The principal cases relied on by defendant; Lambert Run Coal Co. v. Baltimore Ohio R. Co., 258 U.S. 377, 42 S.Ct. 349, 66 L.Ed. 671, and Venner v. Michigan Central R. Co., 271 U.S. 127, 46 S.Ct. 444, 70 L.Ed. 868, did not directly involve the question of removal, since they were properly removed on the ground of diversity of citizenship; but in those cases the court held, when the actual facts were disclosed, that it was without jurisdiction because the suits were, in substance, actions to stay Interstate Commerce Commission orders. In the Lambert Case it was a fact that plaintiff was actually attempting to enjoin an Interstate Commerce Commission order, though it was not so expressly stated in the petition. In the Venner Case the plaintiff did not proceed on any affirmative right created by State statute or contract but merely upon the negative assertion that the defendant had not secured the approval of designated agencies of the State to issue certain securities although the Interstate Commerce Commission had authorized their issue.
In the suit at bar, plaintiff insists that it has a right granted by the State statute, which in fact was a contract between the State and defendant, and that the fact that the Interstate Commerce Commission had authorized the abandonment of the lines in question would not defeat its right under the State statute.
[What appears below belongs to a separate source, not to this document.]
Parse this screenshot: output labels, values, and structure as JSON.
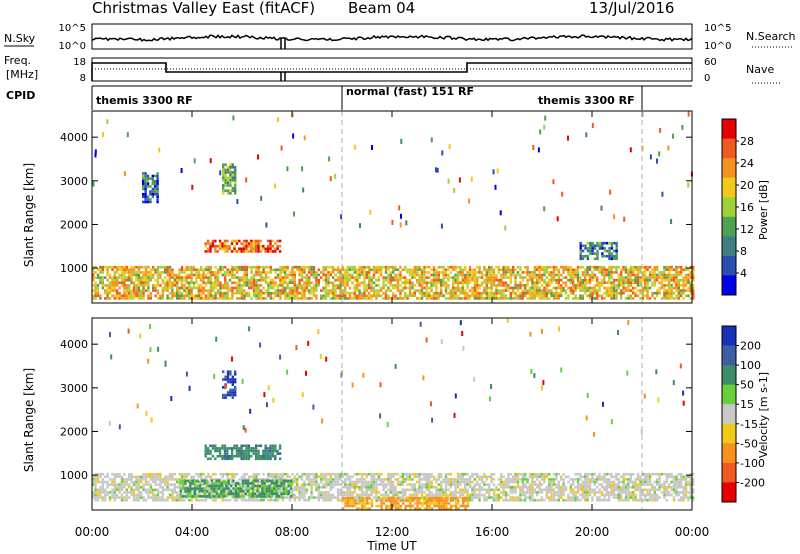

Thus it is seen that plaintiff relies wholly upon the State statute as the source of its right, and in no way relies upon any order of the Interstate Commerce Commission or Federal statute or the Federal constitution, though it anticipates defendant's defense that the Interstate Commerce Commission's order may defeat its right.
The defense does not go to the question of the source of the right, but really goes only to the question as to whether or not such right has been annulled or abrogated by the order of the Interstate Commerce Commission. In my opinion, this presents an anticipatory defense and not an essential element of plaintiff's case as set out in its petition.
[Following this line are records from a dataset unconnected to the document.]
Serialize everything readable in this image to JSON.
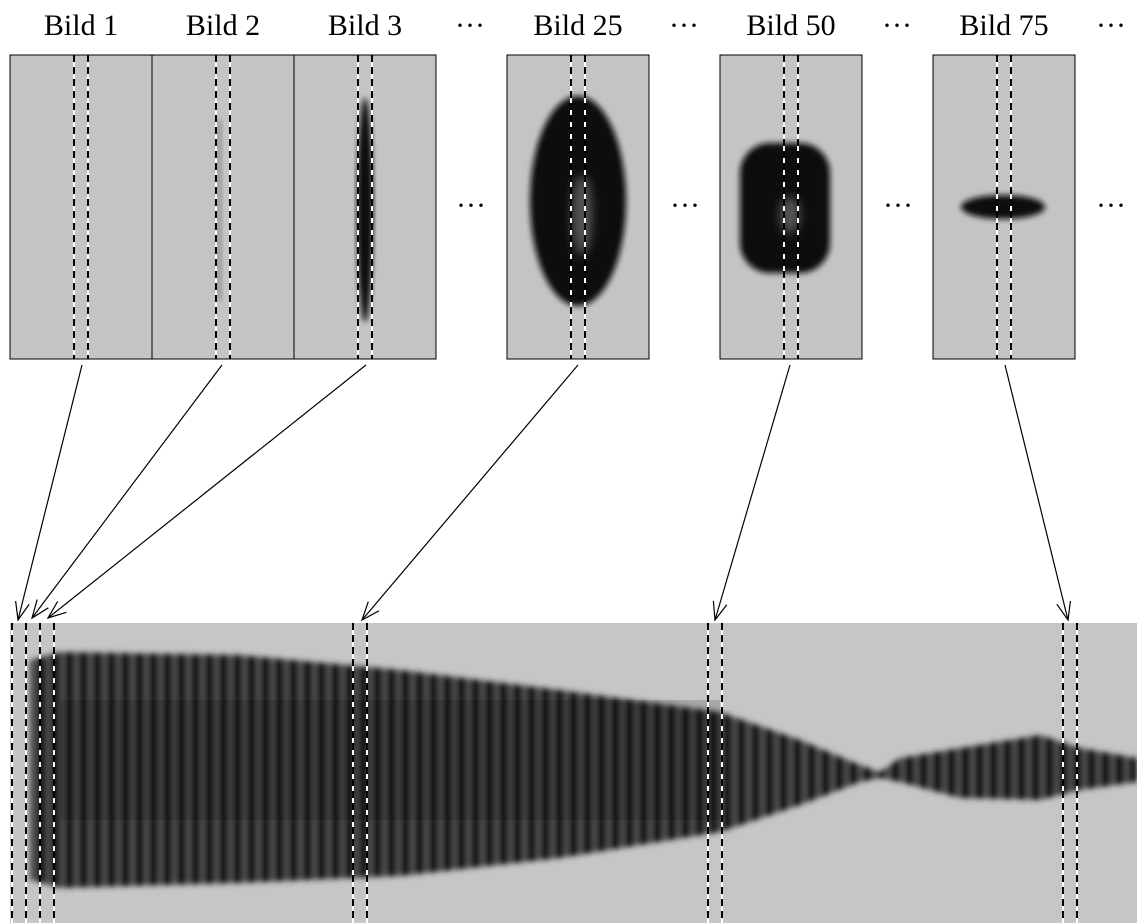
{
  "frames": [
    {
      "label": "Bild 1"
    },
    {
      "label": "Bild 2"
    },
    {
      "label": "Bild 3"
    },
    {
      "label": "Bild 25"
    },
    {
      "label": "Bild 50"
    },
    {
      "label": "Bild 75"
    }
  ],
  "ellipses_top": [
    "···",
    "···",
    "···",
    "···"
  ],
  "ellipses_mid": [
    "···",
    "···",
    "···",
    "···"
  ]
}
The fact that plaintiff's petition may not set out a good cause of action because the State statute sued upon may have been annulled or rendered ineffective by Federal action, or that the permission given by the order of the Interstate Commerce Commission may be an absolute defense to the suit, does not establish that the asserted cause of action arose under a Federal law or is a proceeding to annul an order of the Interstate Commerce Commission, but only demonstrates that the suit could not be maintained at all.
"It is not enough, as the law now exists, that it appears that the defendant may find in the Constitution or laws of the United States some ground of defense. Louisville Nashville Railroad v. Mottley, 211 U.S. 149, 29 S.Ct. 42, 53 L.Ed. [126], and cases cited. If the defendant has any such defense to the plaintiff's claim, it may be set up in the state courts, and, if properly set up and denied by the highest court of the state, may ultimately be brought to this court for decision." In re Winn, 213 U.S. 458, 465, 29 S.Ct. 515, 516, 53 L.Ed. 873.
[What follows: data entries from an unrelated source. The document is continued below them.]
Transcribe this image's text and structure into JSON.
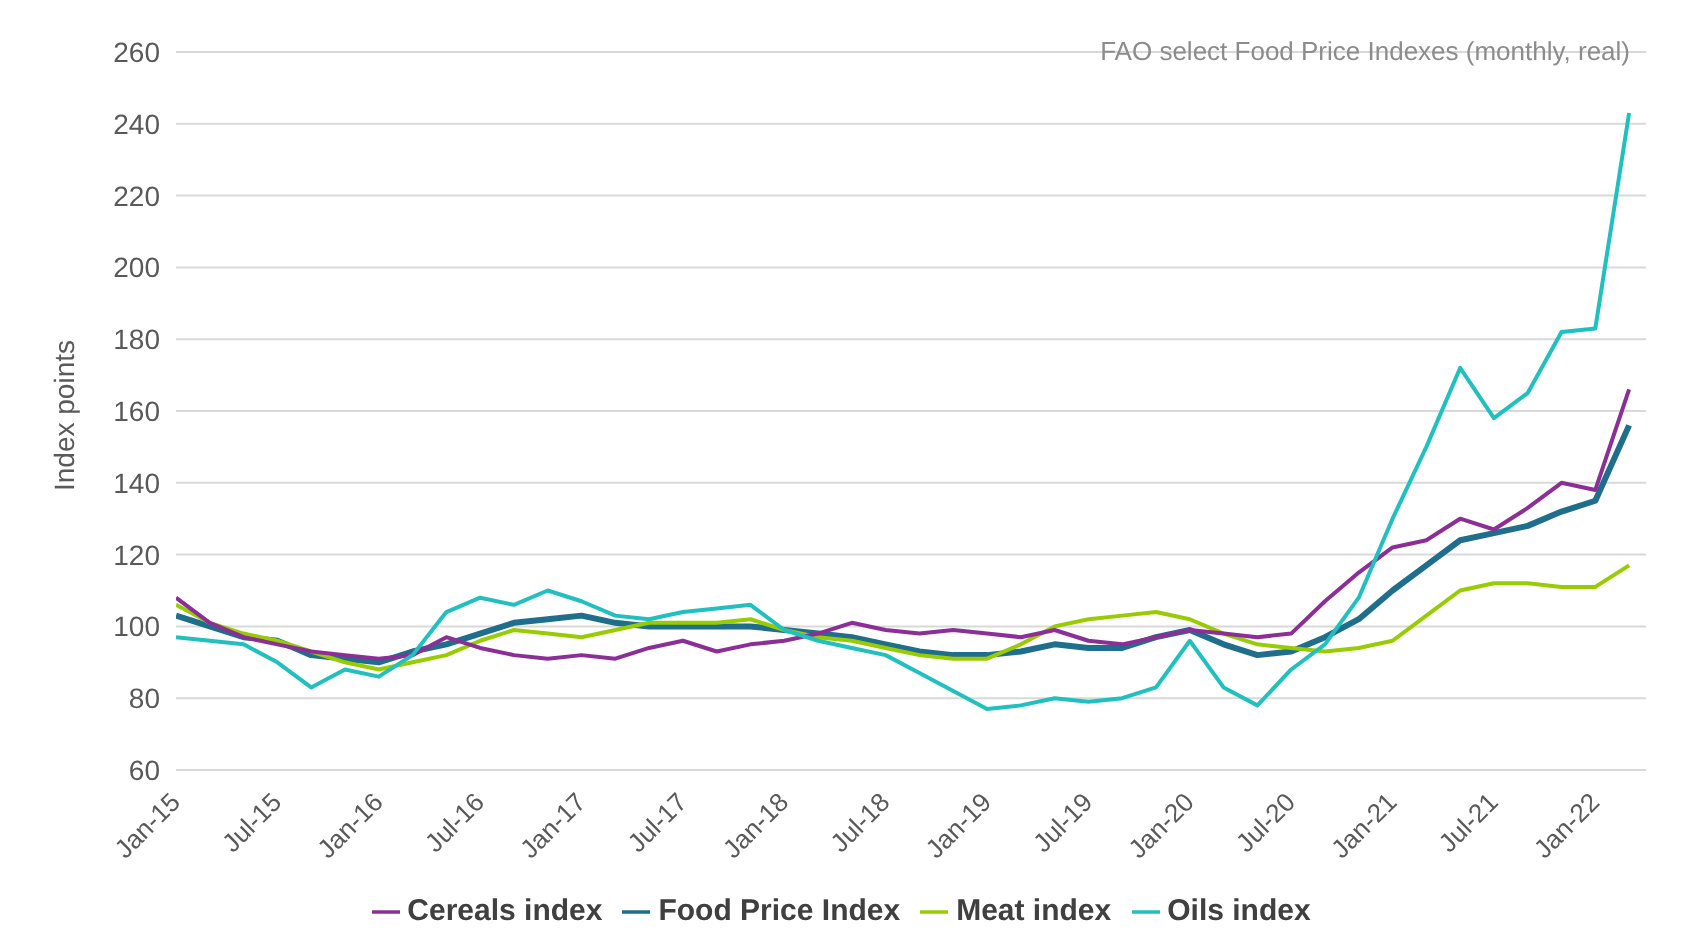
{
  "chart_data": {
    "type": "line",
    "title": "FAO select Food Price Indexes (monthly, real)",
    "ylabel": "Index points",
    "x": [
      "2015-01",
      "2015-03",
      "2015-05",
      "2015-07",
      "2015-09",
      "2015-11",
      "2016-01",
      "2016-03",
      "2016-05",
      "2016-07",
      "2016-09",
      "2016-11",
      "2017-01",
      "2017-03",
      "2017-05",
      "2017-07",
      "2017-09",
      "2017-11",
      "2018-01",
      "2018-03",
      "2018-05",
      "2018-07",
      "2018-09",
      "2018-11",
      "2019-01",
      "2019-03",
      "2019-05",
      "2019-07",
      "2019-09",
      "2019-11",
      "2020-01",
      "2020-03",
      "2020-05",
      "2020-07",
      "2020-09",
      "2020-11",
      "2021-01",
      "2021-03",
      "2021-05",
      "2021-07",
      "2021-09",
      "2021-11",
      "2022-01",
      "2022-03"
    ],
    "series": [
      {
        "name": "Food Price Index",
        "color": "#1f6e8c",
        "values": [
          103,
          100,
          97,
          96,
          92,
          91,
          90,
          93,
          95,
          98,
          101,
          102,
          103,
          101,
          100,
          100,
          100,
          100,
          99,
          98,
          97,
          95,
          93,
          92,
          92,
          93,
          95,
          94,
          94,
          97,
          99,
          95,
          92,
          93,
          97,
          102,
          110,
          117,
          124,
          126,
          128,
          132,
          135,
          156
        ]
      },
      {
        "name": "Meat index",
        "color": "#99cc00",
        "values": [
          106,
          101,
          98,
          96,
          93,
          90,
          88,
          90,
          92,
          96,
          99,
          98,
          97,
          99,
          101,
          101,
          101,
          102,
          99,
          97,
          96,
          94,
          92,
          91,
          91,
          95,
          100,
          102,
          103,
          104,
          102,
          98,
          95,
          94,
          93,
          94,
          96,
          103,
          110,
          112,
          112,
          111,
          111,
          117
        ]
      },
      {
        "name": "Cereals index",
        "color": "#8b2f97",
        "values": [
          108,
          101,
          97,
          95,
          93,
          92,
          91,
          92,
          97,
          94,
          92,
          91,
          92,
          91,
          94,
          96,
          93,
          95,
          96,
          98,
          101,
          99,
          98,
          99,
          98,
          97,
          99,
          96,
          95,
          97,
          99,
          98,
          97,
          98,
          107,
          115,
          122,
          124,
          130,
          127,
          133,
          140,
          138,
          166
        ]
      },
      {
        "name": "Oils index",
        "color": "#22bfbf",
        "values": [
          97,
          96,
          95,
          90,
          83,
          88,
          86,
          92,
          104,
          108,
          106,
          110,
          107,
          103,
          102,
          104,
          105,
          106,
          99,
          96,
          94,
          92,
          87,
          82,
          77,
          78,
          80,
          79,
          80,
          83,
          96,
          83,
          78,
          88,
          95,
          108,
          130,
          150,
          172,
          158,
          165,
          182,
          183,
          243
        ]
      }
    ],
    "xlim": [
      "2015-01",
      "2022-04"
    ],
    "xticks": [
      {
        "value": "2015-01",
        "label": "Jan-15"
      },
      {
        "value": "2015-07",
        "label": "Jul-15"
      },
      {
        "value": "2016-01",
        "label": "Jan-16"
      },
      {
        "value": "2016-07",
        "label": "Jul-16"
      },
      {
        "value": "2017-01",
        "label": "Jan-17"
      },
      {
        "value": "2017-07",
        "label": "Jul-17"
      },
      {
        "value": "2018-01",
        "label": "Jan-18"
      },
      {
        "value": "2018-07",
        "label": "Jul-18"
      },
      {
        "value": "2019-01",
        "label": "Jan-19"
      },
      {
        "value": "2019-07",
        "label": "Jul-19"
      },
      {
        "value": "2020-01",
        "label": "Jan-20"
      },
      {
        "value": "2020-07",
        "label": "Jul-20"
      },
      {
        "value": "2021-01",
        "label": "Jan-21"
      },
      {
        "value": "2021-07",
        "label": "Jul-21"
      },
      {
        "value": "2022-01",
        "label": "Jan-22"
      }
    ],
    "ylim": [
      60,
      260
    ],
    "yticks": [
      60,
      80,
      100,
      120,
      140,
      160,
      180,
      200,
      220,
      240,
      260
    ],
    "grid": "y",
    "legend": "bottom",
    "marker": "none",
    "line_style": "solid"
  }
}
By unimpeachable authority a suit brought upon a state statute does not arise under an Act of Congress or the Constitution of the United States because prohibited thereby. Gully v. First National Bank, 299 U.S. 109, 116, 57 S.Ct. 96, 81 L.Ed. 70.
Therefore, it is considered, ordered and adjudged that the motion to remand in this case be and same hereby is sustained and the case remanded to the State court from which it was removed.